One of the primary advantages of a higher running cadence is its efficiency. With a quicker turnover of steps, each stride becomes shorter. This seemingly counterintuitive adjustment actually allows you to:

  • Reduce Overstriding: Overstriding, where your foot lands too far in front of your body, can lead to braking forces, increasing the risk of injury. Higher cadence helps avoid this by promoting a more compact, centred stride.
  • Enhance Running Economy: Studies have shown that an increased cadence can improve running economy, allowing you to cover the same distance using less energy. This efficiency boost becomes crucial, especially during long-distance runs.

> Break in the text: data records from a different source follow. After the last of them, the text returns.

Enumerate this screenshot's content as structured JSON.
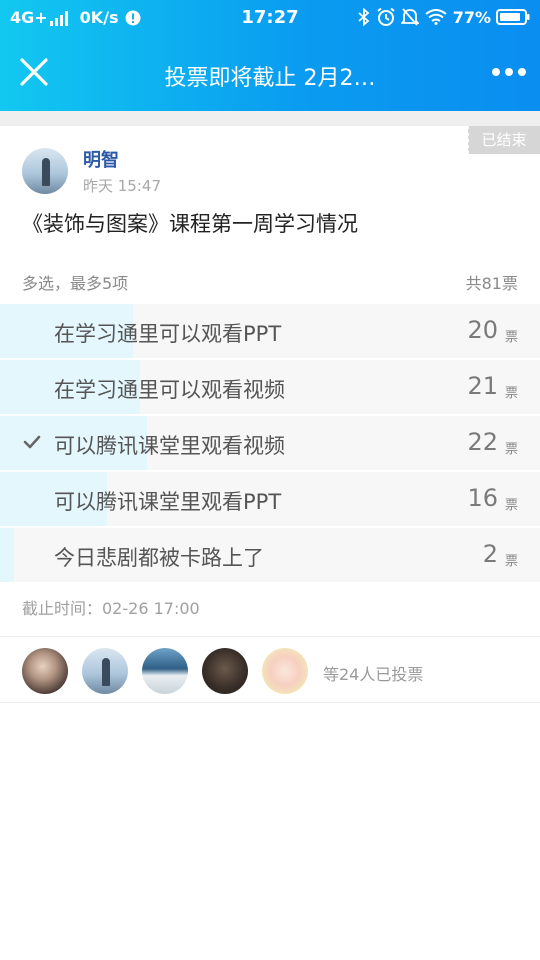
{
  "status_bar": {
    "network": "4G+",
    "speed": "0K/s",
    "time": "17:27",
    "battery": "77%"
  },
  "nav": {
    "title": "投票即将截止 2月2…"
  },
  "badge": "已结束",
  "author": {
    "name": "明智",
    "time": "昨天 15:47"
  },
  "poll": {
    "title": "《装饰与图案》课程第一周学习情况",
    "mode": "多选，最多5项",
    "total": "共81票",
    "deadline": "截止时间：02-26 17:00",
    "options": [
      {
        "label": "在学习通里可以观看PPT",
        "count": "20",
        "unit": "票",
        "share": 0.247,
        "checked": false
      },
      {
        "label": "在学习通里可以观看视频",
        "count": "21",
        "unit": "票",
        "share": 0.259,
        "checked": false
      },
      {
        "label": "可以腾讯课堂里观看视频",
        "count": "22",
        "unit": "票",
        "share": 0.272,
        "checked": true
      },
      {
        "label": "可以腾讯课堂里观看PPT",
        "count": "16",
        "unit": "票",
        "share": 0.198,
        "checked": false
      },
      {
        "label": "今日悲剧都被卡路上了",
        "count": "2",
        "unit": "票",
        "share": 0.025,
        "checked": false
      }
    ]
  },
  "voters": {
    "summary": "等24人已投票"
  },
  "colors": {
    "header_start": "#12c8f0",
    "header_end": "#0a8ef0",
    "bar_fill": "#e3f7fd",
    "author_name": "#2d5aa8"
  }
}
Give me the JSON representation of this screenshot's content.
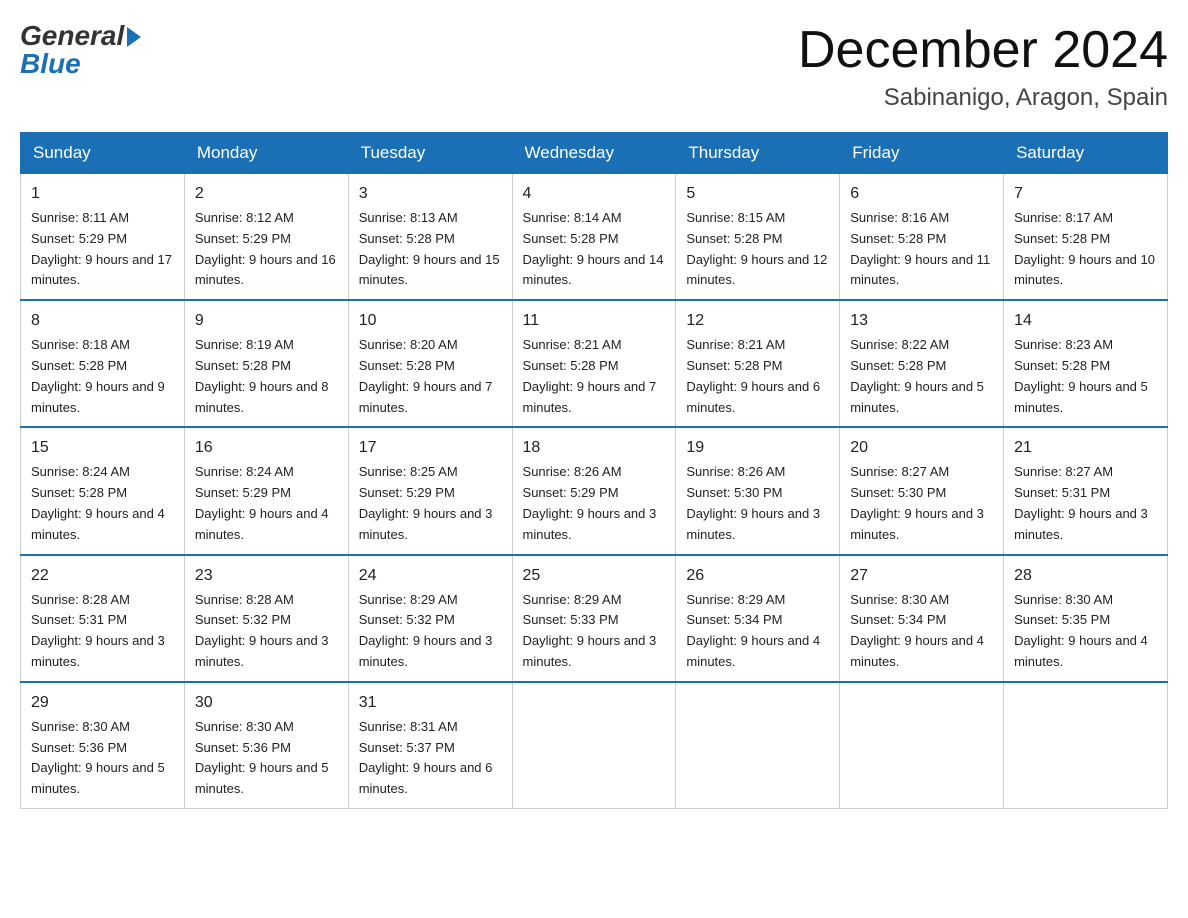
{
  "header": {
    "logo": {
      "general": "General",
      "blue": "Blue"
    },
    "title": "December 2024",
    "location": "Sabinanigo, Aragon, Spain"
  },
  "columns": [
    "Sunday",
    "Monday",
    "Tuesday",
    "Wednesday",
    "Thursday",
    "Friday",
    "Saturday"
  ],
  "weeks": [
    [
      {
        "day": "1",
        "sunrise": "8:11 AM",
        "sunset": "5:29 PM",
        "daylight": "9 hours and 17 minutes."
      },
      {
        "day": "2",
        "sunrise": "8:12 AM",
        "sunset": "5:29 PM",
        "daylight": "9 hours and 16 minutes."
      },
      {
        "day": "3",
        "sunrise": "8:13 AM",
        "sunset": "5:28 PM",
        "daylight": "9 hours and 15 minutes."
      },
      {
        "day": "4",
        "sunrise": "8:14 AM",
        "sunset": "5:28 PM",
        "daylight": "9 hours and 14 minutes."
      },
      {
        "day": "5",
        "sunrise": "8:15 AM",
        "sunset": "5:28 PM",
        "daylight": "9 hours and 12 minutes."
      },
      {
        "day": "6",
        "sunrise": "8:16 AM",
        "sunset": "5:28 PM",
        "daylight": "9 hours and 11 minutes."
      },
      {
        "day": "7",
        "sunrise": "8:17 AM",
        "sunset": "5:28 PM",
        "daylight": "9 hours and 10 minutes."
      }
    ],
    [
      {
        "day": "8",
        "sunrise": "8:18 AM",
        "sunset": "5:28 PM",
        "daylight": "9 hours and 9 minutes."
      },
      {
        "day": "9",
        "sunrise": "8:19 AM",
        "sunset": "5:28 PM",
        "daylight": "9 hours and 8 minutes."
      },
      {
        "day": "10",
        "sunrise": "8:20 AM",
        "sunset": "5:28 PM",
        "daylight": "9 hours and 7 minutes."
      },
      {
        "day": "11",
        "sunrise": "8:21 AM",
        "sunset": "5:28 PM",
        "daylight": "9 hours and 7 minutes."
      },
      {
        "day": "12",
        "sunrise": "8:21 AM",
        "sunset": "5:28 PM",
        "daylight": "9 hours and 6 minutes."
      },
      {
        "day": "13",
        "sunrise": "8:22 AM",
        "sunset": "5:28 PM",
        "daylight": "9 hours and 5 minutes."
      },
      {
        "day": "14",
        "sunrise": "8:23 AM",
        "sunset": "5:28 PM",
        "daylight": "9 hours and 5 minutes."
      }
    ],
    [
      {
        "day": "15",
        "sunrise": "8:24 AM",
        "sunset": "5:28 PM",
        "daylight": "9 hours and 4 minutes."
      },
      {
        "day": "16",
        "sunrise": "8:24 AM",
        "sunset": "5:29 PM",
        "daylight": "9 hours and 4 minutes."
      },
      {
        "day": "17",
        "sunrise": "8:25 AM",
        "sunset": "5:29 PM",
        "daylight": "9 hours and 3 minutes."
      },
      {
        "day": "18",
        "sunrise": "8:26 AM",
        "sunset": "5:29 PM",
        "daylight": "9 hours and 3 minutes."
      },
      {
        "day": "19",
        "sunrise": "8:26 AM",
        "sunset": "5:30 PM",
        "daylight": "9 hours and 3 minutes."
      },
      {
        "day": "20",
        "sunrise": "8:27 AM",
        "sunset": "5:30 PM",
        "daylight": "9 hours and 3 minutes."
      },
      {
        "day": "21",
        "sunrise": "8:27 AM",
        "sunset": "5:31 PM",
        "daylight": "9 hours and 3 minutes."
      }
    ],
    [
      {
        "day": "22",
        "sunrise": "8:28 AM",
        "sunset": "5:31 PM",
        "daylight": "9 hours and 3 minutes."
      },
      {
        "day": "23",
        "sunrise": "8:28 AM",
        "sunset": "5:32 PM",
        "daylight": "9 hours and 3 minutes."
      },
      {
        "day": "24",
        "sunrise": "8:29 AM",
        "sunset": "5:32 PM",
        "daylight": "9 hours and 3 minutes."
      },
      {
        "day": "25",
        "sunrise": "8:29 AM",
        "sunset": "5:33 PM",
        "daylight": "9 hours and 3 minutes."
      },
      {
        "day": "26",
        "sunrise": "8:29 AM",
        "sunset": "5:34 PM",
        "daylight": "9 hours and 4 minutes."
      },
      {
        "day": "27",
        "sunrise": "8:30 AM",
        "sunset": "5:34 PM",
        "daylight": "9 hours and 4 minutes."
      },
      {
        "day": "28",
        "sunrise": "8:30 AM",
        "sunset": "5:35 PM",
        "daylight": "9 hours and 4 minutes."
      }
    ],
    [
      {
        "day": "29",
        "sunrise": "8:30 AM",
        "sunset": "5:36 PM",
        "daylight": "9 hours and 5 minutes."
      },
      {
        "day": "30",
        "sunrise": "8:30 AM",
        "sunset": "5:36 PM",
        "daylight": "9 hours and 5 minutes."
      },
      {
        "day": "31",
        "sunrise": "8:31 AM",
        "sunset": "5:37 PM",
        "daylight": "9 hours and 6 minutes."
      },
      null,
      null,
      null,
      null
    ]
  ]
}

Joint Health and Injury Prevention

Running can exert considerable stress on joints and muscles. However, a higher cadence can alleviate some of this strain:

  • Reduced Impact Forces: Shorter, quicker steps distribute the impact of each foot strike more evenly throughout your body, minimizing the stress on your knees, hips, and ankles.
  • Less Strain on Soft Tissues: By reducing the time your foot spends on the ground with each step, a higher cadence decreases the load on your tendons and ligaments, potentially lowering the risk of overuse injuries.
running cadence

Adopting a Higher Cadence

Transitioning to a higher cadence may not happen overnight. It requires patience and gradual adjustments to your running technique:

  • Incremental Changes: Start by increasing your cadence by 5-10% and allow your body to adapt gradually. This might involve shorter training runs initially to avoid overexertion.
  • Focus on Form: Concentrate on maintaining good posture, relaxed shoulders, and quick turnover. Incorporating drills and interval training can help reinforce these changes.

Your running cadence isn’t just a number; it’s a critical factor influencing your running performance and overall well-being. By consciously working on improving your cadence, you can enhance your efficiency, reduce stress on your joints, and lower the risk of running-related injuries. Remember, making significant changes to your running technique should be approached gradually to allow your body to adapt and reap the benefits in the long run.